PubMed, Scopus, EMBASE, Web of Science, and Google Scholar were used for a literature search. Pooled odds ratios (ORs) and their 95% confidence intervals (CIs) were estimated to assess the effects of CFH Y402H polymorphism on the response to anti-VEGF therapy in AMD. I2 was used to present the amount of heterogeneity. We used STATA version 14.0 software.

RESULTS

Twenty-five papers reporting data for 4,681 patients were included in this study. Better response to anti-VEGF therapy was seen in T over C (OR = 1.25, 95% CI = 1.04-1.50), TT over CC (OR = 1.60, 95% CI = 1.06-2.4), and TT + TC over CC (OR = 1.68, 95% CI = 1.23-2.28) genotypes. There was no significant difference in the three other genetic models (TT vs. TC, TT vs. TC + CC, TC vs. TT + CC). In Asians, no significant difference was observed in all six genetic models. Ranibizumab and bevacizumab had similar efficacy; however, conbercept was more effective in homozygous genotypes. The literature indicated that TT and TC genotypes and T allele were associated with a better functional response, while the CC genotype and C alleles had a better anatomical response.

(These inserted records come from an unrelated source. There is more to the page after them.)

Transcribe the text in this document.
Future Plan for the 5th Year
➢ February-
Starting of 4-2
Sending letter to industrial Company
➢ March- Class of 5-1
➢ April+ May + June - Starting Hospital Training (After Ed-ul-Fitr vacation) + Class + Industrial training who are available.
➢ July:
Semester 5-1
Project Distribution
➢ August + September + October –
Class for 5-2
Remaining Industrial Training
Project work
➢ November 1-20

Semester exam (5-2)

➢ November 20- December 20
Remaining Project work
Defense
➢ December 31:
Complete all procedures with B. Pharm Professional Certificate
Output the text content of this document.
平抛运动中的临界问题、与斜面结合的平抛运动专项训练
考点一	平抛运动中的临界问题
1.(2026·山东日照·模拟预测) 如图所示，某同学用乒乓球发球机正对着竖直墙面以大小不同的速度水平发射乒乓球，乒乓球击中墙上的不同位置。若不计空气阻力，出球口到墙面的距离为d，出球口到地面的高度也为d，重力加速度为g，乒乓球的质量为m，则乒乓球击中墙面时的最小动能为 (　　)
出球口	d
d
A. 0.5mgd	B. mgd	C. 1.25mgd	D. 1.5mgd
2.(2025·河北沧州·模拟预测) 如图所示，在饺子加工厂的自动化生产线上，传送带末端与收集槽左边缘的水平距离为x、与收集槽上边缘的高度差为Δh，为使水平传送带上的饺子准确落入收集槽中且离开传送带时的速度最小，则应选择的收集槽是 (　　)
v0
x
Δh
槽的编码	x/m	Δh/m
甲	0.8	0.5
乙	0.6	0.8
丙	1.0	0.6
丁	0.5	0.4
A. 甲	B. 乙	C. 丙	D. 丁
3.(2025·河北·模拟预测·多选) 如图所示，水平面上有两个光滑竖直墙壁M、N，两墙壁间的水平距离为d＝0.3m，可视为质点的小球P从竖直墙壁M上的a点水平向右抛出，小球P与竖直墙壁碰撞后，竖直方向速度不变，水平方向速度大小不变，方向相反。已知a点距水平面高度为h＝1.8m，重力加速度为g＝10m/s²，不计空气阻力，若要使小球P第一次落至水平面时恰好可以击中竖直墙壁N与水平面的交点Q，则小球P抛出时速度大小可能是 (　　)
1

The combination of risk alleles in ARMS2 A69S (rs10490924), VEGF-A (rs699947), and VEGF-A (rs833069) with Y420H is a predictor of non-respondents.

CONCLUSION

In patients with AMD, the CFH Y402H is a predictor of the response to anti-VEGF agents and should be considered in the treatment plan.

摘要

简介

抗血管内皮生长因子(anti-VEGF)药物对年龄相关性黄斑变性(AMD)患者的疗效存在差异,这归因于多种原因,包括遗传因素。我们评估了补体因子 H(CFH)rs1061170/Y402H 多态性对 AMD 患者抗 VEGF 治疗反应的影响。

方法

使用 PubMed、Scopus、EMBASE、Web of Science 和 Google Scholar 进行文献检索。采用合并优势比(OR)及其 95%置信区间(CI)评估 CFH Y402H 多态性对 AMD 患者抗 VEGF 治疗反应的影响。采用 I2 表示异质性程度。使用 STATA 版本 14.0 软件。

结果

本研究纳入了 25 篇报告了 4681 例患者数据的文献。与 C 相比,T 等位基因(OR=1.25,95%CI=1.04-1.50)、TT 基因型比 CC 基因型(OR=1.60,95%CI=1.06-2.4)、TT+TC 基因型比 CC 基因型(OR=1.68,95%CI=1.23-2.28)对治疗反应更好。在其他三种遗传模型中(TT 与 TC、TT 与 TT+CC、TC 与 TT+CC),未观察到显著差异。在亚洲人群中,在所有 6 种遗传模型中均未观察到显著差异。雷珠单抗和贝伐珠单抗疗效相似,但康柏西普在纯合子基因型中更有效。文献表明 TT 和 TC 基因型和 T 等位基因与更好的功能反应相关,而 CC 基因型和 C 等位基因与更好的解剖学反应相关。ARMS2 A69S(rs10490924)、VEGF-A(rs699947)和 VEGF-A(rs833069)与 Y420H 的风险等位基因组合是无应答者的预测因子。

结论

在 AMD 患者中,CFH Y402H 是抗 VEGF 药物反应的预测因子,应在治疗计划中考虑。